Natalia looks skeptical. "The Lumbard account?"

"Yeah, that one."

"We don't have a Lumbard account, Olivia."

Oh, Olivia thinks to herself. Should have thought that through.

"Olivia!" This time, Natalia doesn't just shatter her thoughts, she drops them off the Empire State Building and Olivia almost jumps clear out of her skin.

"What? Gosh, can't you cut a girl a break?" Olivia throws up her hands. "I'm done for now anyway. It's…" she glances at the clock. "It's already 2:00. If we leave now, we can go get Emma and head home for dinner."

She says it all on autopilot, and when Natalia doesn't say anything after a few moments, Olivia turns around. Natalia is staring at her, a mix of pity and hope in her eyes.

"Olivia…"

Then she realizes that she said "home" but she's living in the Beacon now with Emma; across town from the farmhouse; far away from the farmhouse and the home.

She tries to backtrack. "What I meant was I can pick up Emma at school and get her back here for dinner on time, for once this week," she says sarcastically.

And the entire time she's talking, her eyes are locked on the south corner of Natalia's face, tracing the line of her upper lip and fullness of her bottom lip.

She watches the way Natalia's mouth is parted slightly, and she can almost see the air going in and out, in and out, in and out.

"Natalia, I…"

But she can't do this anymore.

She's never been a "sidelines" kind of girl; never been the one to sit around and wait for someone else to get it together; never been a waiting girl at all.
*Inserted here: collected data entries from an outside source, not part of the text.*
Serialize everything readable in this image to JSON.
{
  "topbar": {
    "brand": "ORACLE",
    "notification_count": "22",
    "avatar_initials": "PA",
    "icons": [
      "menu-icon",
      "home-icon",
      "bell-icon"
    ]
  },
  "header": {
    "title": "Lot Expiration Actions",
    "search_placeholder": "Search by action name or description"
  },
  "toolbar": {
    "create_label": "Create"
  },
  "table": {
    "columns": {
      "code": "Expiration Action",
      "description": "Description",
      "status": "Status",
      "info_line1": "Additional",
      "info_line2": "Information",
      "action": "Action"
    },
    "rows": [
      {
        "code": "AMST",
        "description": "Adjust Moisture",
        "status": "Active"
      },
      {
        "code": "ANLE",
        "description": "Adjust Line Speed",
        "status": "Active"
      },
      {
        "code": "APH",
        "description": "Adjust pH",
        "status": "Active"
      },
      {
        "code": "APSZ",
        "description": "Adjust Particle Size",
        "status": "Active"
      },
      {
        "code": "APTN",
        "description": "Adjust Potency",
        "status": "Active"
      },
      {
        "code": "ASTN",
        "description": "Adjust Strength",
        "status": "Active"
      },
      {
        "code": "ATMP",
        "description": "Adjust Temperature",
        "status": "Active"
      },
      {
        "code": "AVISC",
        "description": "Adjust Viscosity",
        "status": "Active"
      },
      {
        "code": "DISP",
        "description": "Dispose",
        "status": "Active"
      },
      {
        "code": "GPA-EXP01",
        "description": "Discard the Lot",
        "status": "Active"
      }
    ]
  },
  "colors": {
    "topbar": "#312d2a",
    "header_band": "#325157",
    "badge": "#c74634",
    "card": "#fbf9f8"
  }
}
So waiting around for Natalia to "get used to this" or to "feel comfortable" isn't as easy in reality as it is in theory, and in this moment – just in her office on a casual Friday in the early afternoon – she suddenly doesn't care if Natalia isn't ready.
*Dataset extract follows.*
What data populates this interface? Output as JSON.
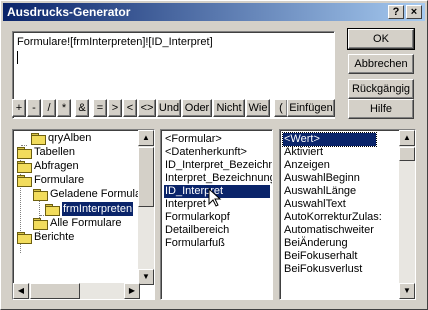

All she wants to do is kiss Natalia once.

Just once.

So she throws caution to the wind, prays the door is locked, and makes up her mind.

Just like the first time: her eyes are narrowed, she has a good purpose (at least, she thinks she does), and her hands are locked behind Natalia's head, pulling – forcing – them together.
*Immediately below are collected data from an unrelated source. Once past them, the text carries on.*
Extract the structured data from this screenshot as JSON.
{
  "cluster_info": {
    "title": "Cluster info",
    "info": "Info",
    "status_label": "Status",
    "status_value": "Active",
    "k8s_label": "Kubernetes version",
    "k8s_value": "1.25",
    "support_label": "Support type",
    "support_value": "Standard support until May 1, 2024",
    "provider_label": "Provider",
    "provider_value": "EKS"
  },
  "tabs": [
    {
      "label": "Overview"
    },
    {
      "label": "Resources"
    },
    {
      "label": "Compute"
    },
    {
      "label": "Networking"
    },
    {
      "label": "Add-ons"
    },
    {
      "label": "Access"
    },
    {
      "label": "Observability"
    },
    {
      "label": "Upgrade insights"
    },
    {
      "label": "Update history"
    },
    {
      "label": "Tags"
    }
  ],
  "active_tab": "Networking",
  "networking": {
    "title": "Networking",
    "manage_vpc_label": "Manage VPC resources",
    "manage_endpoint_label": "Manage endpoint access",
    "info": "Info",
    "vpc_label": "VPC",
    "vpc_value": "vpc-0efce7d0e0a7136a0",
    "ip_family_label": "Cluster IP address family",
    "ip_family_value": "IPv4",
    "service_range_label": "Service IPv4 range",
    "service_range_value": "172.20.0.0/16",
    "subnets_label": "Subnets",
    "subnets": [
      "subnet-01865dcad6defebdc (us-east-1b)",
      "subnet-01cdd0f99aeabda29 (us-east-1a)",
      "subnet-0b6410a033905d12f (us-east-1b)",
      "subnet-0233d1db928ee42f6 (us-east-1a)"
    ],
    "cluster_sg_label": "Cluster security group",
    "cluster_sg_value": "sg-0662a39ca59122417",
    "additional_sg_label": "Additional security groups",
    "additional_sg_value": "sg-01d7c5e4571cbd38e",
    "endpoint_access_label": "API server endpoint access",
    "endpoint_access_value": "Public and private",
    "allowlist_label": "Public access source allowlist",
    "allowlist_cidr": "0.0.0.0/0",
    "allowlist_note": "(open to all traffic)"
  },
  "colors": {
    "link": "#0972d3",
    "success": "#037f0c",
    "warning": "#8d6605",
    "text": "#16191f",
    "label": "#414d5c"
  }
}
But this time it's different.

There's no blaming it on anyone but themselves, and Natalia's mouth is soaked in the iced tea they had at lunch, not fruit punch courtesy of Emma's school, and this time Natalia's hands aren't just hanging, they're moving, wrapping themselves around Olivia's waist, tangling themselves in the fabric of her sweater.

The first kiss was passion and fire and heat and forceful, because she was trying to prove a point then.

Now, it's languid and comfortable and tapered but the heat is still there, still palpable and Olivia finds herself searching to hold onto it, to keep it and foster it until it explodes inside of her, leaving her breathless.

But when Natalia pulls away, Olivia's breathless all the same.

"Olivia," Natalia says again, but this time it's a whisper, pressed against Olivia's lips.

"I'm sorry, I'm sorry," she says, over and over again, but Olivia isn't really sorry, not at all.

Because she wanted to do that, and Olivia Spencer is the kind of woman who goes after what she wants.

Whether or not Natalia was ready.

"Stop, stop apologizing." Natalia's murmurs take a few precious moments to get through her head, but eventually, she hears Natalia and what she's saying and she presses forward again, kissing every inch of Natalia's face that she can reach.

And Natalia is kissing her back, with just the same amount of fervor and the same amount of desperation.

Olivia – the confident, exuberant, lively Olivia is back, smiling and happy.

Natalia just smiles back at her, the younger woman's eyes bright with tears, with her body pressed up against the edge of Olivia's desk.

"Do you know how long I waited to do that?" Olivia asks in a whisper of wonderment, trying for suave and ending up coming off as a sixteen-year-old boy finally getting his kiss with the prom queen.

My God, she thinks in horror. I've turned into The Geek!

"Not as long as I have," Natalia whispers in response.

Olivia laughs into Natalia's hair, taking in the clean scent of honeysuckle and dryer sheets, and wraps her arms around the small waist in front of her.

She used to think that she was good at this kind of stuff: seduction and coy glances and kissing.

Then she met Natalia Rivera.

And found out that she wasn't really good at anything.